Saturday, November 3, 2012. How To Drive Me Crazy In A Restaurant.

Written by Tom Fitzmorris November 09, 2012 18:44 in

Dining Diary

Saturday, November 3, 2012.
How To Drive Me Crazy In A Restaurant.

Breakfast first, at the Marriott Courtyard's little buffet. Everybody there knows me--not for what I do, but for being a regular customer since the hotel opened fifteen years ago. The chef makes eggs specially for me if I ask. Today I didn't need to. Her peppery scrambled eggs were just as I like them, soft curds with a perfection I cannot duplicate myself at home. The cooking of eggs is an under-appreciated art.

Across the street to the car wash. It has been two years since I've had time to have this service. It probably would have gone on even longer, but I need a brake tag soon, and my headlight lenses are so cloudy that I don't have quite enough illumination to drive the long, narrow road at the end of my journey home. Besides, the shiny wheels are blotchy gray.

The man who tries to sell you every service he has came up with a package price of $170. I bargained him down to just under $100. It took him two and a half hours to do it all. Meanwhile, I went through the tall pile of magazines from my trunk to cull the ones I was done with. Some were three years old.

If I retired right now, I wonder how long it would take me to catch up with stuff like that. I'll never know. I don't believe retirement is in the cards for me. I have too many milestones I want to pass. One of those is doing the radio show five and a half more years. That would push me past Nut & Jeff as the host of the longest-running radio show in New Orleans history.

What a dumb goal that is.

While waiting for the car, I noticed that the carwash gives away free coffee and popcorn. I've long wanted to compile a list of places with free coffee. Another worthless endeavor from the compulsive sector of my mind.

I was more surprised to see that the car wash has several copies of my cookbook for sale on its small rack of books. They must sell a few, because the last time I was here two years ago they had the old editions up there. These are the new ones.

It was almost one in the afternoon before I got home, but boy, did my car look good. Even the Marys noticed.

Tonight is a big LSU football game. Mary Ann's first plan was to go to The Chimes to watch it, but the place was packed and had a long waiting list. We kicked around a couple of other places and wound up at Zea.
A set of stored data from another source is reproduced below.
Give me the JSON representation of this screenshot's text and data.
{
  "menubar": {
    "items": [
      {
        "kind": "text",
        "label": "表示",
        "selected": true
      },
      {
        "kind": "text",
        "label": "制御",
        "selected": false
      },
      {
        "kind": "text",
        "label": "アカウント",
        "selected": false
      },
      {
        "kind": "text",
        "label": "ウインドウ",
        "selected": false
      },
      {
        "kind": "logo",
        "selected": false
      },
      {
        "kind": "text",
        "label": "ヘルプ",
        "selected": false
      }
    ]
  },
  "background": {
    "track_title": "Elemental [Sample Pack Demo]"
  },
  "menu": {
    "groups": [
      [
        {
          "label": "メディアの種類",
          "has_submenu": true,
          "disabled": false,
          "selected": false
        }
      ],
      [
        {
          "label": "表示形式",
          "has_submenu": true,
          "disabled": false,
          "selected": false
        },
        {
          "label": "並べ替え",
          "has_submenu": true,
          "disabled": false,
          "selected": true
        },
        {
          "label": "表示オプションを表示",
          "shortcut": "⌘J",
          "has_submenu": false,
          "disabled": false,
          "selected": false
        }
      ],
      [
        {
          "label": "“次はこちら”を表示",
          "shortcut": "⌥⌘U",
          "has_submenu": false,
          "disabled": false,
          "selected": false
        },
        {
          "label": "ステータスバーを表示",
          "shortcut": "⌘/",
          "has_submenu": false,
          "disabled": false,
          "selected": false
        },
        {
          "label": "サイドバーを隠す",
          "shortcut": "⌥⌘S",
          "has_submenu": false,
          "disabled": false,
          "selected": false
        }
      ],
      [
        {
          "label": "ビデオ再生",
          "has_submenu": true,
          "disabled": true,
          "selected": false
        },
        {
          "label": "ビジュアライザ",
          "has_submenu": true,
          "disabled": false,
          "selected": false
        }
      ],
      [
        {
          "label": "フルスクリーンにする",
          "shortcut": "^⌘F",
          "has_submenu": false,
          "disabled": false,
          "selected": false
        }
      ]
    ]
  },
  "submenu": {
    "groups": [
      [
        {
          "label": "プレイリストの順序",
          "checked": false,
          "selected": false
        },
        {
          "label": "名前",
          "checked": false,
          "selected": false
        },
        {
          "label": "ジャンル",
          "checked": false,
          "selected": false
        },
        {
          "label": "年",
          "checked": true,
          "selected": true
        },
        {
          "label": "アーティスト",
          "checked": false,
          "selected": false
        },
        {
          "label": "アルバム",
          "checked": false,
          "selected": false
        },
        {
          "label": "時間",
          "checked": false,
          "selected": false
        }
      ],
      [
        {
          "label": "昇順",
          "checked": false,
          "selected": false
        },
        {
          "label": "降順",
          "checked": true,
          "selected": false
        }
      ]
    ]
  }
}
I don't often hear from readers and listeners the complaint about restaurant service that seems to dog me wherever I go. I find it maddening when, serving a meal that obviously should be served in courses, a server brings two or more dishes at the same time. I'm not talking about a piece of fish and a side dish, or even an entree with a salad. Those I could live with.

Tonight, I ordered the soup of the day (corn), a Caesar salad, and fried catfish. After a long interim, the server lugged a nearly-full tray of dishes to our tableside, set up a stand, and unloaded all three dishes in my order, and both of MA's. "Uh-oh," Mary Ann said, having seen this before and knowing what my reaction would be.

"Hold it," I said to the server. "Why am I getting everything at once?"

"Most people like it that way," said the server.

"How could anyone like getting two hot dishes at once, and wondering which one to eat and which one to allow to get cold?"

"Well, I don't know, but they do!"

"Then they didn't want to tell you for some reason, but even the menu says that the soup is an appetizer, and the entree comes after it. Doesn't that seem obvious?"

"I guess you just have to eat fast."

"What? No, really, think about it. Two hot dishes at once is all wrong!"

Picking up the now-empty tray stand and turning back to the kitchen, over her shoulder the server let loose a sentence which no server should ever think, let alone say to a customer:

"Well, that's the way we do it!" Case closed.

Time to talk with the manager. I told him the story. He said that of course that was not the way they do it, that he would have a talk with the server, and take the catfish off the check. I demurred, but he did it anyway.

The server came back to finish the meal for us, and apologized. That must have been tough. I gave my usual twenty-percent-plus tip--but not including the catfish price in the calculation.

My friend John Mariani, the restaurant editor for Esquire, has on the back of his business card his precise specifications for a Daiquiri. It includes a drawing of the glass he wants the drink served in. I think I will have some cards made up that demand that I am never to have two or more hot courses placed before me at one time.

It still steams me to think that such a thing needs to be said. It's among what my father called "general principles," and what Dick Brennan Sr. calls "the ABCs."